Aluminium prices will likely rule firm in 2023 on supply constraints and rising demand, especially with China easing Covid-19 curbs, analysts say. 

Fitch Solutions Industry Research and Country Risk, a research unit of the Fitch Group, sees prices ruling at elevated levels but not rallying to the highs seen in 2022.

Goldman Sachs, on the other hand, expects aluminium prices to surge further, while other analysts point to Shanghai smelter cutting production and Chinese ingot inventories being de-stocked as bullish signs.

The development comes amidst data from the International Aluminium Institute showing the metal’s production in January increased by 3.3 per cent to 5.83 million tonnes (mt) from 5.64 a year ago. However, production in 2022 was up by a mere 2 per cent at 69 mt.

China’s Covid-19 curbs go

Against this, global demand will likely rise in 2023 due to China’s economic recovery and the loosening of its Covid-19 policies, with consumption expected to grow by 4.7 per cent.

 “We maintain our 2023 aluminium price forecast at an average of $2,600/tonne... Our forecast implies prices will remain elevated around current levels in 2023 on the back of persisting supply constraints and the lifting of Covid-19 restrictions in Mainland China which is likely to boost demand,” said Fitch Solutions.

US international multinational investment bank Goldman Sachs said aluminium prices are likely to average $3,125 in 2023, higher than its previous forecast of $2,563. It expects aluminium to touch $3,570 over the next 12 months.
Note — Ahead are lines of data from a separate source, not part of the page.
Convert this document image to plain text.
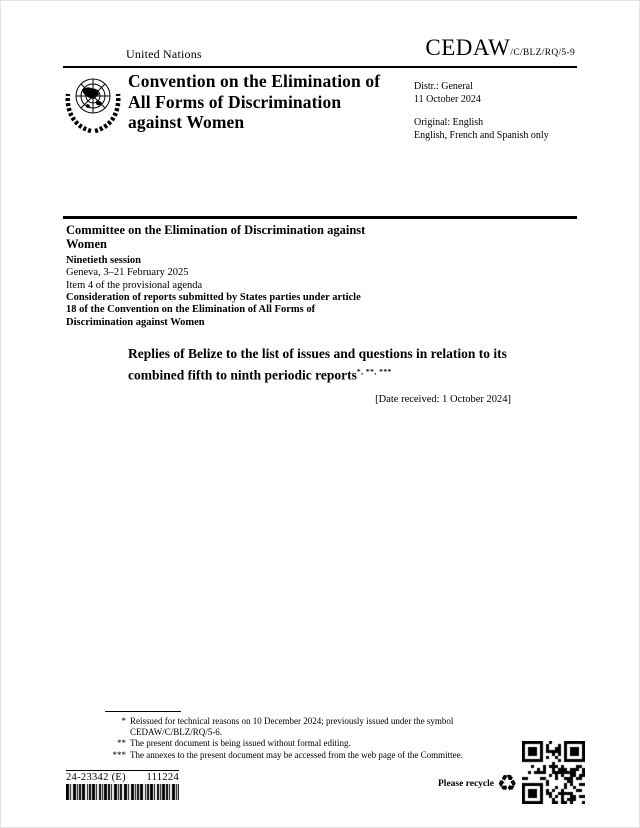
United Nations	CEDAW/C/BLZ/RQ/5-9
Convention on the Elimination of All Forms of Discrimination against Women
Distr.: General
11 October 2024
Original: English
English, French and Spanish only
Committee on the Elimination of Discrimination against Women
Ninetieth session
Geneva, 3–21 February 2025
Item 4 of the provisional agenda
Consideration of reports submitted by States parties under article 18 of the Convention on the Elimination of All Forms of Discrimination against Women
Replies of Belize to the list of issues and questions in relation to its combined fifth to ninth periodic reports*, **, ***
[Date received: 1 October 2024]
* Reissued for technical reasons on 10 December 2024; previously issued under the symbol CEDAW/C/BLZ/RQ/5-6.
** The present document is being issued without formal editing.
*** The annexes to the present document may be accessed from the web page of the Committee.
24-23342 (E) 111224
Please recycle ♻
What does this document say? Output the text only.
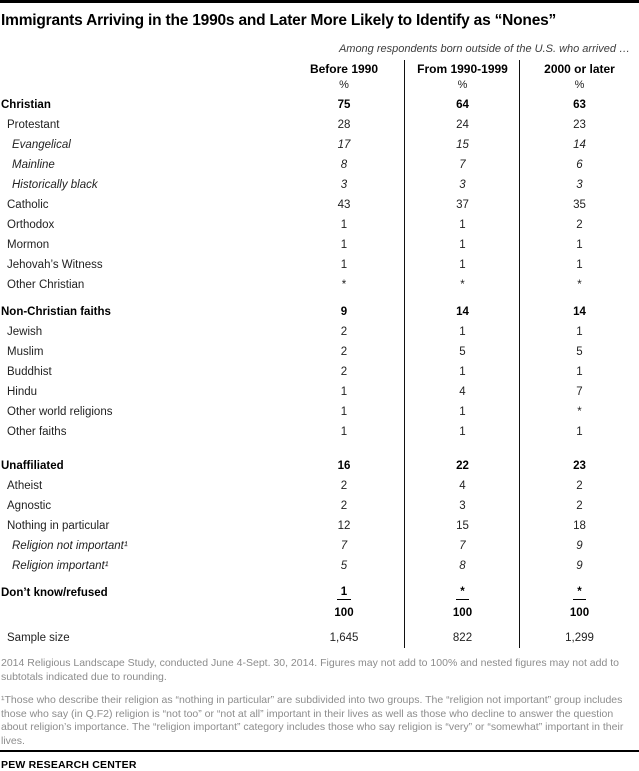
Immigrants Arriving in the 1990s and Later More Likely to Identify as “Nones”
Among respondents born outside of the U.S. who arrived …
Before 1990	From 1990-1999	2000 or later
%	%	%
Christian	75	64	63
Protestant	28	24	23
Evangelical	17	15	14
Mainline	8	7	6
Historically black	3	3	3
Catholic	43	37	35
Orthodox	1	1	2
Mormon	1	1	1
Jehovah’s Witness	1	1	1
Other Christian	*	*	*
Non-Christian faiths	9	14	14
Jewish	2	1	1
Muslim	2	5	5
Buddhist	2	1	1
Hindu	1	4	7
Other world religions	1	1	*
Other faiths	1	1	1
Unaffiliated	16	22	23
Atheist	2	4	2
Agnostic	2	3	2
Nothing in particular	12	15	18
Religion not important¹	7	7	9
Religion important¹	5	8	9
Don’t know/refused	1	*	*
100	100	100
Sample size	1,645	822	1,299
2014 Religious Landscape Study, conducted June 4-Sept. 30, 2014. Figures may not add to 100% and nested figures may not add to subtotals indicated due to rounding.
¹Those who describe their religion as “nothing in particular” are subdivided into two groups. The “religion not important” group includes those who say (in Q.F2) religion is “not too” or “not at all” important in their lives as well as those who decline to answer the question about religion’s importance. The “religion important” category includes those who say religion is “very” or “somewhat” important in their lives.
PEW RESEARCH CENTER
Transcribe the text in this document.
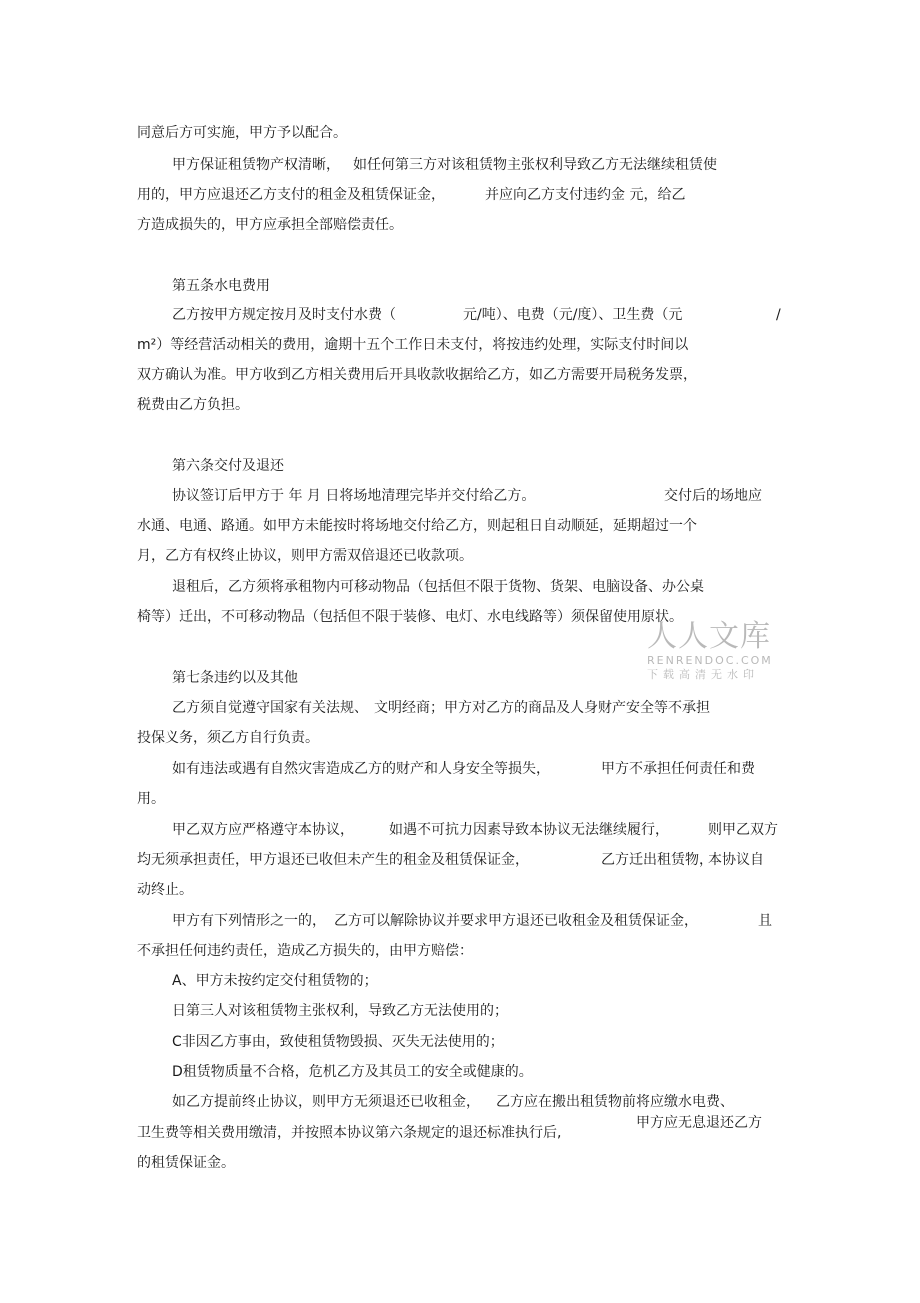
同意后方可实施，甲方予以配合。
甲方保证租赁物产权清晰， 如任何第三方对该租赁物主张权利导致乙方无法继续租赁使
用的，甲方应退还乙方支付的租金及租赁保证金，	并应向乙方支付违约金 元，给乙
方造成损失的，甲方应承担全部赔偿责任。
第五条水电费用
乙方按甲方规定按月及时支付水费（	元/吨）、电费（元/度）、卫生费（元	/
m²）等经营活动相关的费用，逾期十五个工作日未支付，将按违约处理，实际支付时间以
双方确认为准。甲方收到乙方相关费用后开具收款收据给乙方，如乙方需要开局税务发票，
税费由乙方负担。
第六条交付及退还
协议签订后甲方于 年 月 日将场地清理完毕并交付给乙方。	交付后的场地应
水通、电通、路通。如甲方未能按时将场地交付给乙方，则起租日自动顺延，延期超过一个
月，乙方有权终止协议，则甲方需双倍退还已收款项。
退租后，乙方须将承租物内可移动物品（包括但不限于货物、货架、电脑设备、办公桌
椅等）迁出，不可移动物品（包括但不限于装修、电灯、水电线路等）须保留使用原状。
人人文库
RENRENDOC.COM
下载高清无水印
第七条违约以及其他
乙方须自觉遵守国家有关法规、 文明经商；甲方对乙方的商品及人身财产安全等不承担
投保义务，须乙方自行负责。
如有违法或遇有自然灾害造成乙方的财产和人身安全等损失，	甲方不承担任何责任和费
用。
甲乙双方应严格遵守本协议，	如遇不可抗力因素导致本协议无法继续履行，	则甲乙双方
均无须承担责任，甲方退还已收但未产生的租金及租赁保证金，	乙方迁出租赁物，
本协议自
动终止。
甲方有下列情形之一的， 乙方可以解除协议并要求甲方退还已收租金及租赁保证金，	且
不承担任何违约责任，造成乙方损失的，由甲方赔偿：
A、甲方未按约定交付租赁物的；
日第三人对该租赁物主张权利，导致乙方无法使用的；
C非因乙方事由，致使租赁物毁损、灭失无法使用的；
D租赁物质量不合格，危机乙方及其员工的安全或健康的。
如乙方提前终止协议，则甲方无须退还已收租金， 乙方应在搬出租赁物前将应缴水电费、
卫生费等相关费用缴清，并按照本协议第六条规定的退还标准执行后,
甲方应无息退还乙方
的租赁保证金。
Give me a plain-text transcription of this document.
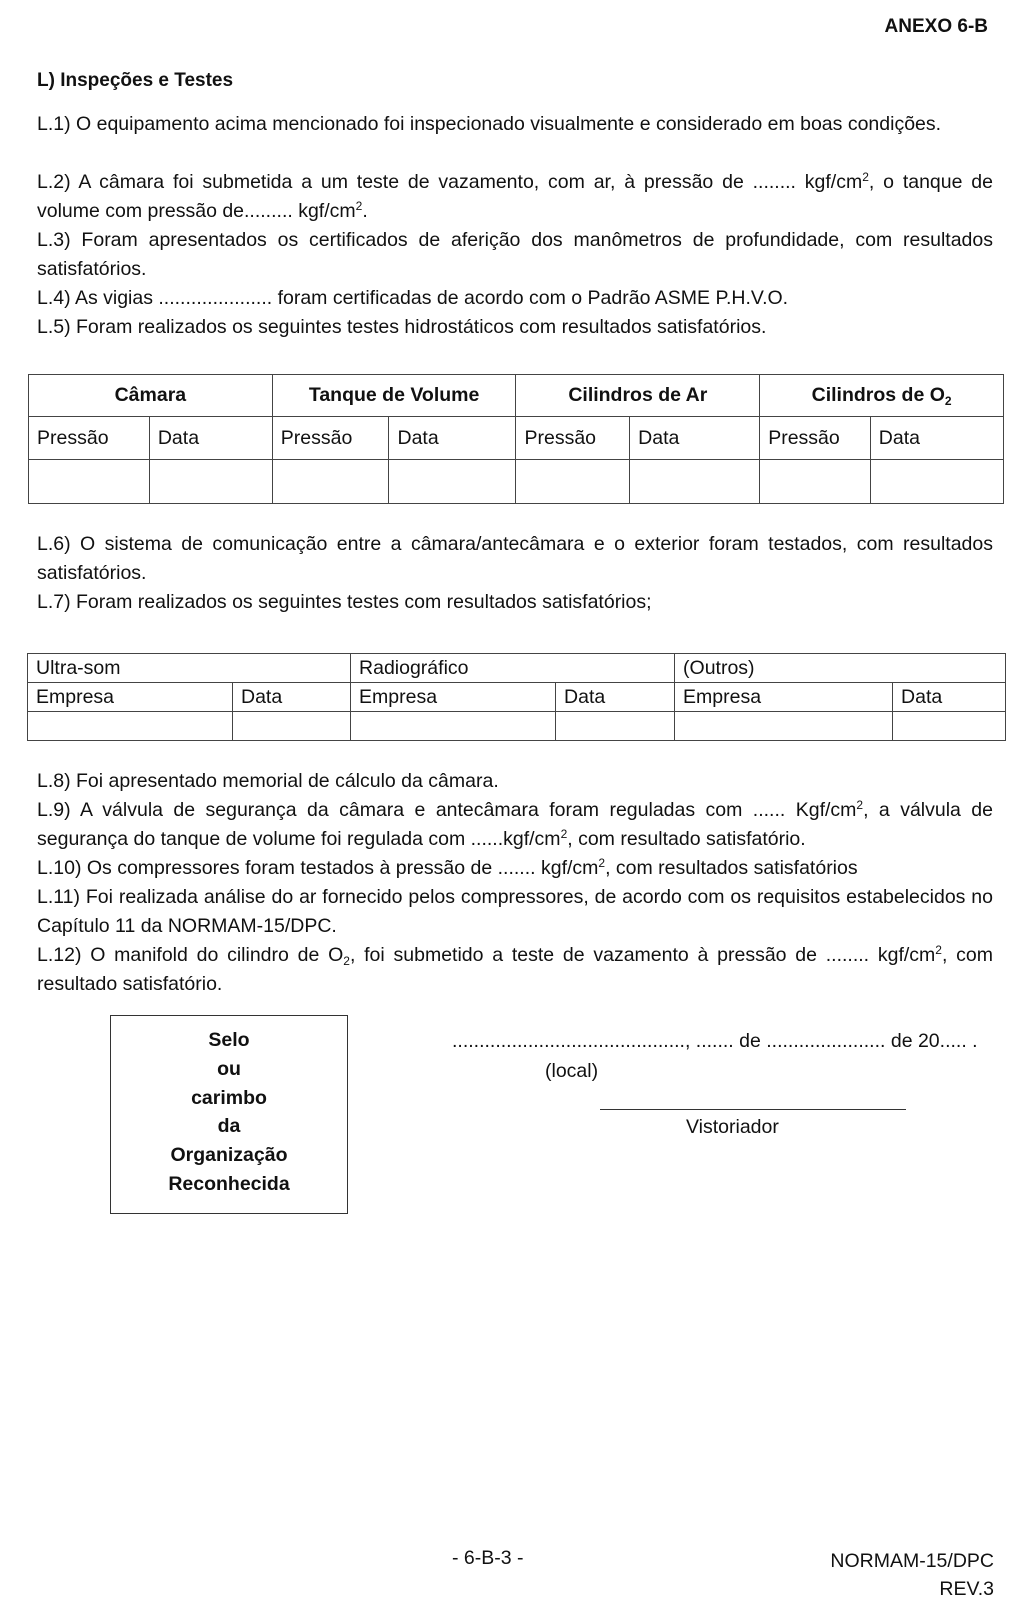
ANEXO 6-B
L) Inspeções e Testes

L.1) O equipamento acima mencionado foi inspecionado visualmente e considerado em boas condições.

L.2) A câmara foi submetida a um teste de vazamento, com ar, à pressão de ........ kgf/$cm^2$, o tanque de volume com pressão de......... kgf/$cm^2$.

L.3) Foram apresentados os certificados de aferição dos manômetros de profundidade, com resultados satisfatórios.

L.4) As vigias ..................... foram certificadas de acordo com o Padrão ASME P.H.V.O.

L.5) Foram realizados os seguintes testes hidrostáticos com resultados satisfatórios.

Câmara		Tanque de Volume		Cilindros de Ar		Cilindros de $O_2$
Pressão	Data	Pressão	Data	Pressão	Data	Pressão	Data

L.6) O sistema de comunicação entre a câmara/antecâmara e o exterior foram testados, com resultados satisfatórios.

L.7) Foram realizados os seguintes testes com resultados satisfatórios;

Ultra-som		Radiográfico		(Outros)	
Empresa	Data	Empresa	Data	Empresa	Data

L.8) Foi apresentado memorial de cálculo da câmara.

L.9) A válvula de segurança da câmara e antecâmara foram reguladas com ...... Kgf/$cm^2$, a válvula de segurança do tanque de volume foi regulada com $......kgf/cm^2$, com resultado satisfatório.

L.10) Os compressores foram testados à pressão de ....... kgf/$cm^2$, com resultados satisfatórios

L.11) Foi realizada análise do ar fornecido pelos compressores, de acordo com os requisitos estabelecidos no Capítulo 11 da NORMAM-15/DPC.

L.12) O manifold do cilindro de $O_2$, foi submetido a teste de vazamento à pressão de ........ kgf/$cm^2$, com resultado satisfatório.

Selo
ou
carimbo
da
Organização
Reconhecida
..........................................., ....... de ...................... de 20..... .
(local)
Vistoriador
- 6-B-3 -	NORMAM-15/DPC
REV.3
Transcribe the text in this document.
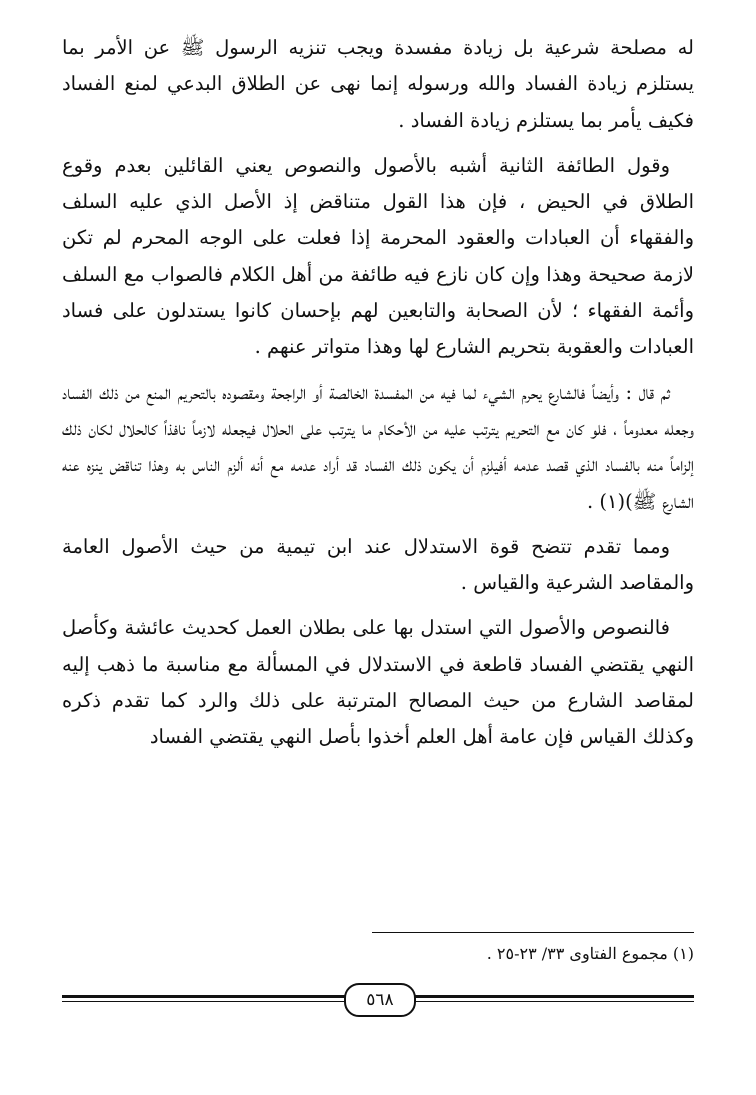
له مصلحة شرعية بل زيادة مفسدة ويجب تنزيه الرسول ﷺ عن الأمر بما يستلزم زيادة الفساد والله ورسوله إنما نهى عن الطلاق البدعي لمنع الفساد فكيف يأمر بما يستلزم زيادة الفساد .

وقول الطائفة الثانية أشبه بالأصول والنصوص يعني القائلين بعدم وقوع الطلاق في الحيض ، فإن هذا القول متناقض إذ الأصل الذي عليه السلف والفقهاء أن العبادات والعقود المحرمة إذا فعلت على الوجه المحرم لم تكن لازمة صحيحة وهذا وإن كان نازع فيه طائفة من أهل الكلام فالصواب مع السلف وأئمة الفقهاء ؛ لأن الصحابة والتابعين لهم بإحسان كانوا يستدلون على فساد العبادات والعقوبة بتحريم الشارع لها وهذا متواتر عنهم .

ثم قال : وأيضاً فالشارع يحرم الشيء لما فيه من المفسدة الخالصة أو الراجحة ومقصوده بالتحريم المنع من ذلك الفساد وجعله معدوماً ، فلو كان مع التحريم يترتب عليه من الأحكام ما يترتب على الحلال فيجعله لازماً نافذاً كالحلال لكان ذلك إلزاماً منه بالفساد الذي قصد عدمه أفيلزم أن يكون ذلك الفساد قد أراد عدمه مع أنه ألزم الناس به وهذا تناقض ينزه عنه الشارع ﷺ)(١) .

ومما تقدم تتضح قوة الاستدلال عند ابن تيمية من حيث الأصول العامة والمقاصد الشرعية والقياس .

فالنصوص والأصول التي استدل بها على بطلان العمل كحديث عائشة وكأصل النهي يقتضي الفساد قاطعة في الاستدلال في المسألة مع مناسبة ما ذهب إليه لمقاصد الشارع من حيث المصالح المترتبة على ذلك والرد كما تقدم ذكره وكذلك القياس فإن عامة أهل العلم أخذوا بأصل النهي يقتضي الفساد

(١) مجموع الفتاوى ٣٣/ ٢٣-٢٥ .
٥٦٨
On Monday, aluminium on the London Metal Exchange (LME) gained over 2.5 per cent at $2,457.50 a tonne for the three-month contract. It had surged to a six-month high of $2,660 on January 25. 

Europe smelters’ challenges

Aluminium prices declined on fears of a global economic slowdown and higher production in China, forcing investors to unwind their long positions. 

Goldman Sachs said it anticipated robust prices for aluminium mainly on account of “expectations of possible supply shortages driven by increased demand in China and European countries”.

ING Think, the financial and economic analysis wing of Dutch multinational financial firm ING, said aluminium smelters in Europe still face challenges. 

“We do not see prices rallying to the highs of 2022 due to slowing global growth and weak demand outside of China. That being said, risks to our forecast lie on the upside as a stronger-than-expected recovery of domestic industries in China would propel prices higher than our current expectations,” Fitch Solutions said.

Low inventories

On the supply side, the US research agency said it foresees continued strains in production in China and Europe providing additional support to prices as power problems continue to burden production with energy costs remaining elevated.

ING Think pointed to Norsk Hydro’s statement that 6,00,000 tonnes of its aluminium capacity are “still at risk” in case of another spike in energy prices. 

Goldman Sachs said another reason for forecasting higher aluminium prices this year is that inventories are currently at a 21-year low. At 1.4 mt, global inventories are down by almost 0.9 mt from a year ago.

Reports from China said the growth in inventory had slowed down. 

Russian output

Goldman Sachs said the price momentum is likely to see an uptrend triggered by a benign macro environment, weakening dollar headwinds and a slowing rate hike cycle.

Fitch Solutions said European aluminium production will continue to be hit by elevated energy costs. Though production may not be hit as hard as in 2022, the output growth will likely slow in the short to medium term as smelters slowly come back online. 

Russian output has been affected by sanctions-related increases in input costs. Fitch Solutions expects Russian production to decline 3 per cent year-on-year in 2023.